Regardless, we're talking the stone age of PC computing, in terms of what you could and couldn't do on a basic PC. Think 64K RAM, 10 meg hard drives, color monitors as rare as a June bug in December. The spreadsheet and word processor were the killer apps, Windows hadn't even made it to its (gag) 3.0 version, and while I by then had been using PCs for a millenium or two (I had built a Heathkit 8086 machine in 1984), I was skeptical about how far Microsoft and the PC standard would be able to go, a skepticism fueled by that journalist's paycheck that arrived in my hand every month.

So there I was, in the audience, as Bill Gates was trying to warm up the market with the newest cool thing, which he was calling the multimedia PC, and I wasn't buying. Prior to becoming a journalist I had had a real job as a computer graphics programmer, working with some very (at the time) high end graphics systems that cost, believe it or not, upwards of $250,000. We had specialized graphics engines, specialized monitors, fancy plotters, and the like, and it cost a bundle and was hard as hell to work with, hence the need for a "semi"-skilled programmer such as myself to actually make any multi-media things happen.

And there was Gates pretending that we were all going to do all this on a PC, and that it was going to be really cool and fun and useful. Yeh, right. Then he went through the hardware and software spec that would be the foundation of this new computing platform, followed by a demo of what we could look forward to once this new era had been ushered in. As I recall the demo was a children's game the likes of which you wouldn't let your child near today. Not only were the graphics bad and the user experience lousy, but it was really hard to look at this and see where Gates and company could possibly take this lame little spec. Multimedia PC? For playing bad children's game. Puh-leeeeeease.

So I raised my hand and said something fresh like, "Bill, what is the killer app that's going to make this multimedia PC a must-have on every desktop?" I'm sure I said with a smirk, or some disdain, or a combination of the two. After all, my journalist colleagues were in the room and this kind of attitude was expected of all us.

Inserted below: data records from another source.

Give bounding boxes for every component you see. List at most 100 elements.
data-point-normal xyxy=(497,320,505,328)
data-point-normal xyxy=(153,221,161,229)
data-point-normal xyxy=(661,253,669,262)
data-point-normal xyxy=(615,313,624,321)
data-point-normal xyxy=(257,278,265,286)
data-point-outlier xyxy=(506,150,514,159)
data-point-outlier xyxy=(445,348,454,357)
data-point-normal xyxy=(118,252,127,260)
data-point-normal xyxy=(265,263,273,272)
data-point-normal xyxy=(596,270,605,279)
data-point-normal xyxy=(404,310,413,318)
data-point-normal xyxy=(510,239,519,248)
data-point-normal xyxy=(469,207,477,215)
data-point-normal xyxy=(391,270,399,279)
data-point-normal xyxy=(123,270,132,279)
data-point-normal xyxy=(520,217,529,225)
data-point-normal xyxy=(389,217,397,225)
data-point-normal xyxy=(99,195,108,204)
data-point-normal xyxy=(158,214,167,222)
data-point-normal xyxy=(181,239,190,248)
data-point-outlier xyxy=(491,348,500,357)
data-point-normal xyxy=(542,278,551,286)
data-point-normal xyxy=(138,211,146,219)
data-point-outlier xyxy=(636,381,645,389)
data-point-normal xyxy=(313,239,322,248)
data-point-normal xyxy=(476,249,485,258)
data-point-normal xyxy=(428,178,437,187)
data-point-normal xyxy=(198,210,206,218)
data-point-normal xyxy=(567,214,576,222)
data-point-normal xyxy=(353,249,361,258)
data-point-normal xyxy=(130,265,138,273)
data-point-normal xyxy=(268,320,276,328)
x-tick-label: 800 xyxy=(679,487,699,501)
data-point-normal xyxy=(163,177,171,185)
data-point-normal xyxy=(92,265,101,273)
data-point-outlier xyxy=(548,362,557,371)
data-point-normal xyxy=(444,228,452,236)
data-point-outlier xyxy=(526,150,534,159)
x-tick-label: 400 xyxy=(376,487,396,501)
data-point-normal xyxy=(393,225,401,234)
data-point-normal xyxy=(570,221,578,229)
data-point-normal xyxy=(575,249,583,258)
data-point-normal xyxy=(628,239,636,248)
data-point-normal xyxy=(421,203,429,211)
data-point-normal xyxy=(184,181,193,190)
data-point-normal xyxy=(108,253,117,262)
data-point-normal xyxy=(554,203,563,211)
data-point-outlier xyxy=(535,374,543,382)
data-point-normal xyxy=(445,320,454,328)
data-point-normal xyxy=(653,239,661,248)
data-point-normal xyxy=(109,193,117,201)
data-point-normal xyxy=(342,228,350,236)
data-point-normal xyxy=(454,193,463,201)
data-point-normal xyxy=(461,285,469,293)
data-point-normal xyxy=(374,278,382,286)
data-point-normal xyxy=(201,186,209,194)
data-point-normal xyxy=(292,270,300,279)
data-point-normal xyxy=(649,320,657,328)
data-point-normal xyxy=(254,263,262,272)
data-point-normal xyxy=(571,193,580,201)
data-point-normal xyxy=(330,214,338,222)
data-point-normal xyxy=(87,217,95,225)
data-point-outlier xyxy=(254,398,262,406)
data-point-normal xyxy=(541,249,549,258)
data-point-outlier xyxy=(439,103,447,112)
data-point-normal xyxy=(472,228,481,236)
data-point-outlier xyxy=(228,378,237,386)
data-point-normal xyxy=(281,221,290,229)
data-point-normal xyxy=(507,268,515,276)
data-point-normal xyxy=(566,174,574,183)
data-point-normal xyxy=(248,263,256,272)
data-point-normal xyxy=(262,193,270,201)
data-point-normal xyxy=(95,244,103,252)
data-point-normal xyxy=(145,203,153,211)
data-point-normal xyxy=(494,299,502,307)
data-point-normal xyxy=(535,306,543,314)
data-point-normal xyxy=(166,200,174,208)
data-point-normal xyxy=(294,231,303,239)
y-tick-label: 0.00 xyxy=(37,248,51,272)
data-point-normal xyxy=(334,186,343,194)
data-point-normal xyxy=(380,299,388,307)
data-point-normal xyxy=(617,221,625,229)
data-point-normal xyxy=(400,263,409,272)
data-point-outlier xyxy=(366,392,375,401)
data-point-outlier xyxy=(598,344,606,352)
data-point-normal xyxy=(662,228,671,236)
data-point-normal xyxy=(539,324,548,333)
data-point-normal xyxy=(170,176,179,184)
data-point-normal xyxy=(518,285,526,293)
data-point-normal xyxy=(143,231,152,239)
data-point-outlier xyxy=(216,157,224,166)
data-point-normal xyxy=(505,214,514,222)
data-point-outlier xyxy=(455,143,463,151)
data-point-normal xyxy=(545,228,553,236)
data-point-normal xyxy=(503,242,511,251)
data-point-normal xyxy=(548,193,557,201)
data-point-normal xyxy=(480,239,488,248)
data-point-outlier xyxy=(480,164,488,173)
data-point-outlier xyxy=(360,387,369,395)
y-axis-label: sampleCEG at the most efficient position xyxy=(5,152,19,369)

Bill's answer was impressively unimpressive, and it was apparent that there was no killer app that he could cite that was going to take this funny concept and make something of it. Indeed, as I recall, he fumbled around and finally said that the spec was needed to open up the unknown possibilities of multimedia, or something like that. I left with my smirk well-justified, or so I thought.

The rest, as they say, is history, and it belonged as much to Bill's vision of a multimedia PC as anything else. As early thinking around the Web emerged from a bunch of Unix heads at CERN, it became pretty obvious to me that I had now had the answer to my question, and that, regardless of Bill's hesitation, his vision, while clearly unable to be as specific as I would have hoped, was nonetheless as keen as it needed to be. Instead of being present at another worthless press conference, I had been present at one of the key conceptual moments in the future of computing -- the World Wide Web -- and Bill Gates had, once again called it right, despite himself.

So, as Bill goes off to retirement and I look forward to slaving away for another 20 years to pay for my kids' education, I see two lessons from this experience. The first is that Bill Gates usually got things right, as long as you gave him enough time to let the market catch up. That was his singular gift, and hopefully he'll apply it to philanthropy with similar results.

The second lesson is that, if Bill is usually right, maybe it's time I shifted careers and got into philanthropy myself. Bill's clearly on to something here, and, who knows, in 20 year he may have figured out a way to put philanthropy on every desktop too. Wouldn't that be a good idea?